Abstract
Connected and Automated Vehicles (CAVs) can substantially improve traffic efficiency, safety, and energy sustainability through cooperative platooning. However, under early deployment conditions with low market penetration rates (MPRs), the benefits of platooning are significantly constrained by heterogeneous human driving behavior, partial vehicle connectivity, and limited coordination strategies in mixed traffic. This dissertation addresses these challenges through a comprehensive framework that integrates human-like behavioral modeling, connectivity-enabled vehicle identification, cooperative control, and multi-agent decision-making, validated through high-fidelity simulation and field experiments.
To improve the realism of mixed-traffic modeling, a human-like extension of the Intelligent Driver Model is developed. By incorporating stochastic and adaptive headway dynamics calibrated from real-world trajectory data, the proposed model captures heterogeneous driver behavior more accurately than conventional fixed-parameter models. Results show reductions of approximately 14–22% in speed and acceleration errors compared with standard IDM formulations, providing a more reliable foundation for evaluating cooperative platooning strategies.
To address partial connectivity challenges, a Connected Vehicle Identification System (CVIS) is developed by integrating onboard sensing with vehicle-to-everything (V2X) communication. The proposed system identifies both immediate and upstream connected vehicles beyond line-of-sight limitations, enabling robust cooperative partner detection in partially connected traffic streams. Field experiments using a hardware prototype demonstrate near-perfect identification accuracy under realistic sensing and communication conditions.
For urban arterial environments with signalized intersections and frequent stop-and-go traffic, connectivity-aware cooperative longitudinal control strategies are developed.

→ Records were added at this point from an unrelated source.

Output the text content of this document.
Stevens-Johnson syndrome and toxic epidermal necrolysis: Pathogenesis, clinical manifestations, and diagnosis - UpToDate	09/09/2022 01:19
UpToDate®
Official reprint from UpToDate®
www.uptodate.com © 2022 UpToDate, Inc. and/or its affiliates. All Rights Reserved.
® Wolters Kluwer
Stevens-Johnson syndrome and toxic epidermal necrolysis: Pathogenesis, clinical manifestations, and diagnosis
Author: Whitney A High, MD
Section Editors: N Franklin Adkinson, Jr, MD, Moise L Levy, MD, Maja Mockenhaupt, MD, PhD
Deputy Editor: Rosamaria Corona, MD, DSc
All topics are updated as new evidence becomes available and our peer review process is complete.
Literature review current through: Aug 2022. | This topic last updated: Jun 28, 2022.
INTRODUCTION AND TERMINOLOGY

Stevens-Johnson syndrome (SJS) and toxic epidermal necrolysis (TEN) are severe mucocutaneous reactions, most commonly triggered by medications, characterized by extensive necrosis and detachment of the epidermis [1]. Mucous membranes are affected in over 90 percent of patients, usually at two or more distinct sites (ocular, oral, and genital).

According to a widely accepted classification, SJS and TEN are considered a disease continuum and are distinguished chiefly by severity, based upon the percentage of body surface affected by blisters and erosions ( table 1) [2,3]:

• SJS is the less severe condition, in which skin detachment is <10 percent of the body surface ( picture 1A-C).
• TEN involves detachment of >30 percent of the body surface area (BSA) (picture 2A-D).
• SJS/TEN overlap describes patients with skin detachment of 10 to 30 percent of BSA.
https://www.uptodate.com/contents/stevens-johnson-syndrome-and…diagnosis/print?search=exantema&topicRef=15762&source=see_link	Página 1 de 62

Linear feedback and Model Predictive Control (MPC) approaches, combined with signal phase and timing (SPaT)-based speed trajectory optimization, significantly improve traffic flow stability. Experimental and simulation results indicate reductions of up to 55% in spacing error, approximately 11% in acceleration variability, and about 13% in fuel consumption, while effectively mitigating stop-and-go oscillations.
For highway scenarios with low CAV penetration, cooperative lane-change decision-making is developed to facilitate platoon formation. A CNN-QMIX multi-agent reinforcement learning framework enables coordinated decisions among multiple CAVs under dynamic traffic conditions. Compared with rule-based approaches such as MOBIL and greedy strategies, the proposed method increases platoon formation rates by approximately 10%, while improving average traffic speed and energy efficiency across varying MPR levels.
Comprehensive evaluations across multiple traffic scenarios and penetration levels demonstrate that the proposed integrated framework significantly enhances system-level performance by improving traffic efficiency, reducing energy consumption, and stabilizing traffic flow. By integrating behavioral realism, connectivity-aware perception, control optimization, and multi-agent learning, this dissertation provides a scalable pathway toward real-world deployment of cooperative automated driving systems.